“Tu as acheté un appartement ? Enfin ! Maintenant, Igor et moi, nous venons habiter chez toi !” annonça sa belle-mère à Alyona avec ravissement.

Alena, as-tu complètement perdu la tête ? » s’exclama Tamara Viktorovna depuis le seuil dès que la porte s’ouvrit.
« Bonsoir », soupira Alena, fatiguée, s’adossant d’une main à l’embrasure de la porte.
« Oh oui, une très bonne soirée… surtout quand l’appartement est sens dessus dessous et que la femme de mon fils fait la fine bouche », sa belle-mère passa devant elle sans même enlever son manteau et se dirigea directement vers la cuisine.
Alena claqua la porte sans bruit. À l’intérieur, elle bouillonnait déjà. Tout était comme d’habitude — elle était arrivée sans prévenir, sans invitation, avec cette expression éternelle de « c’est moi l’aînée, donc j’ai raison ».
« Alenouchka », commença Tamara Viktorovna d’une voix mielleuse en jetant un coup d’œil dans le réfrigérateur, « pourquoi c’est si vide ici ? Ton mari rentrera du travail affamé et il n’y a presque rien à manger ! »
« Nous stavamo per commander à manger », répondit Alena en essayant de rester calme.
« Bien sûr ! Tout le monde commande de la nourriture de nos jours ! Et après, on s’étonne que les maris regardent ailleurs », sa belle-mère secoua la tête. « Une femme doit nourrir son mari elle-même. Avec le cœur ! »
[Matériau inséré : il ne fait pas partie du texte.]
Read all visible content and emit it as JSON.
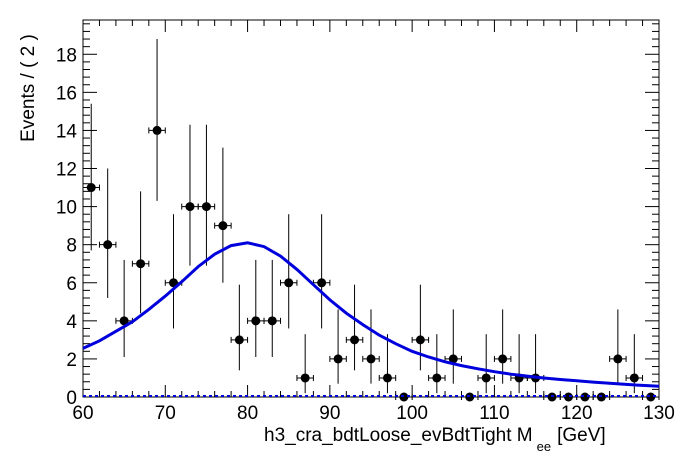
{
  "chart_data": {
    "type": "scatter",
    "title": "",
    "xlabel": "h3_cra_bdtLoose_evBdtTight  M",
    "xlabel_subscript": "ee",
    "xlabel_unit": "[GeV]",
    "ylabel": "Events / ( 2 )",
    "xlim": [
      60,
      130
    ],
    "ylim": [
      0,
      19.8
    ],
    "x_ticks": [
      60,
      70,
      80,
      90,
      100,
      110,
      120,
      130
    ],
    "y_ticks": [
      0,
      2,
      4,
      6,
      8,
      10,
      12,
      14,
      16,
      18
    ],
    "grid": false,
    "legend": "none",
    "series": [
      {
        "kind": "points-with-errors",
        "color": "#000000",
        "x_halfwidth": 1,
        "points": [
          {
            "x": 61,
            "y": 11,
            "lo": 3.3,
            "hi": 4.4
          },
          {
            "x": 63,
            "y": 8,
            "lo": 2.8,
            "hi": 4.0
          },
          {
            "x": 65,
            "y": 4,
            "lo": 1.9,
            "hi": 3.2
          },
          {
            "x": 67,
            "y": 7,
            "lo": 2.6,
            "hi": 3.8
          },
          {
            "x": 69,
            "y": 14,
            "lo": 3.7,
            "hi": 4.8
          },
          {
            "x": 71,
            "y": 6,
            "lo": 2.4,
            "hi": 3.6
          },
          {
            "x": 73,
            "y": 10,
            "lo": 3.1,
            "hi": 4.3
          },
          {
            "x": 75,
            "y": 10,
            "lo": 3.1,
            "hi": 4.3
          },
          {
            "x": 77,
            "y": 9,
            "lo": 3.0,
            "hi": 4.1
          },
          {
            "x": 79,
            "y": 3,
            "lo": 1.6,
            "hi": 2.9
          },
          {
            "x": 81,
            "y": 4,
            "lo": 1.9,
            "hi": 3.2
          },
          {
            "x": 83,
            "y": 4,
            "lo": 1.9,
            "hi": 3.2
          },
          {
            "x": 85,
            "y": 6,
            "lo": 2.4,
            "hi": 3.6
          },
          {
            "x": 87,
            "y": 1,
            "lo": 0.8,
            "hi": 2.3
          },
          {
            "x": 89,
            "y": 6,
            "lo": 2.4,
            "hi": 3.6
          },
          {
            "x": 91,
            "y": 2,
            "lo": 1.3,
            "hi": 2.6
          },
          {
            "x": 93,
            "y": 3,
            "lo": 1.6,
            "hi": 2.9
          },
          {
            "x": 95,
            "y": 2,
            "lo": 1.3,
            "hi": 2.6
          },
          {
            "x": 97,
            "y": 1,
            "lo": 0.8,
            "hi": 2.3
          },
          {
            "x": 99,
            "y": 0,
            "lo": 0,
            "hi": 0
          },
          {
            "x": 101,
            "y": 3,
            "lo": 1.6,
            "hi": 2.9
          },
          {
            "x": 103,
            "y": 1,
            "lo": 0.8,
            "hi": 2.3
          },
          {
            "x": 105,
            "y": 2,
            "lo": 1.3,
            "hi": 2.6
          },
          {
            "x": 107,
            "y": 0,
            "lo": 0,
            "hi": 0
          },
          {
            "x": 109,
            "y": 1,
            "lo": 0.8,
            "hi": 2.3
          },
          {
            "x": 111,
            "y": 2,
            "lo": 1.3,
            "hi": 2.6
          },
          {
            "x": 113,
            "y": 1,
            "lo": 0.8,
            "hi": 2.3
          },
          {
            "x": 115,
            "y": 1,
            "lo": 0.8,
            "hi": 2.3
          },
          {
            "x": 117,
            "y": 0,
            "lo": 0,
            "hi": 0
          },
          {
            "x": 119,
            "y": 0,
            "lo": 0,
            "hi": 0
          },
          {
            "x": 121,
            "y": 0,
            "lo": 0,
            "hi": 0
          },
          {
            "x": 123,
            "y": 0,
            "lo": 0,
            "hi": 0
          },
          {
            "x": 125,
            "y": 2,
            "lo": 1.3,
            "hi": 2.6
          },
          {
            "x": 127,
            "y": 1,
            "lo": 0.8,
            "hi": 2.3
          },
          {
            "x": 129,
            "y": 0,
            "lo": 0,
            "hi": 0
          }
        ]
      },
      {
        "kind": "fit-curve",
        "color": "#0000dd",
        "x": [
          60,
          62,
          64,
          66,
          68,
          70,
          72,
          74,
          76,
          78,
          80,
          82,
          84,
          86,
          88,
          90,
          92,
          94,
          96,
          98,
          100,
          102,
          104,
          106,
          108,
          110,
          112,
          114,
          116,
          118,
          120,
          122,
          124,
          126,
          128,
          130
        ],
        "y": [
          2.55,
          2.95,
          3.45,
          3.95,
          4.6,
          5.3,
          6.05,
          6.85,
          7.5,
          7.95,
          8.1,
          7.9,
          7.4,
          6.7,
          5.9,
          5.1,
          4.4,
          3.8,
          3.25,
          2.8,
          2.4,
          2.1,
          1.85,
          1.65,
          1.48,
          1.33,
          1.2,
          1.1,
          1.0,
          0.92,
          0.85,
          0.78,
          0.72,
          0.66,
          0.61,
          0.56
        ]
      }
    ]
  }
}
Alena ferma les yeux pour ne pas trop en dire. Quelque chose vibrait déjà à l’intérieur d’elle.
À chaque fois, la même chose. À propos de la nourriture, du ménage, des rideaux, des maris… Et elle ne demande même pas comment je vais. Elle ne m’a même presque pas saluée.
Tamara Viktorovna s’approcha de la fenêtre, écarta le rideau et inspecta la vue.
« Mon Dieu, tu n’aurais pas pu au moins mettre de vrais rideaux ? Ceux-là ne sont que tristesse ! On se croirait à l’hôpital. »
 

« Moi, je les aime comme ça », répondit Alena avec retenue.
« À toi ? Mais je parie qu’Igor n’aime pas ça. Je le connais. Il aime quand c’est douillet. Et ici, c’est juste une grisaille », fit-elle claquer sa langue.
Igor, le mari d’Alena, était encore au travail à ce moment-là. Et c’était une bonne chose. Car s’il avait été à la maison, il se serait retrouvé debout entre les deux femmes, l’air penaud, marmonnant quelque chose comme : « Maman, ne commence pas », et au final, il aurait été d’accord avec elle. Comme toujours.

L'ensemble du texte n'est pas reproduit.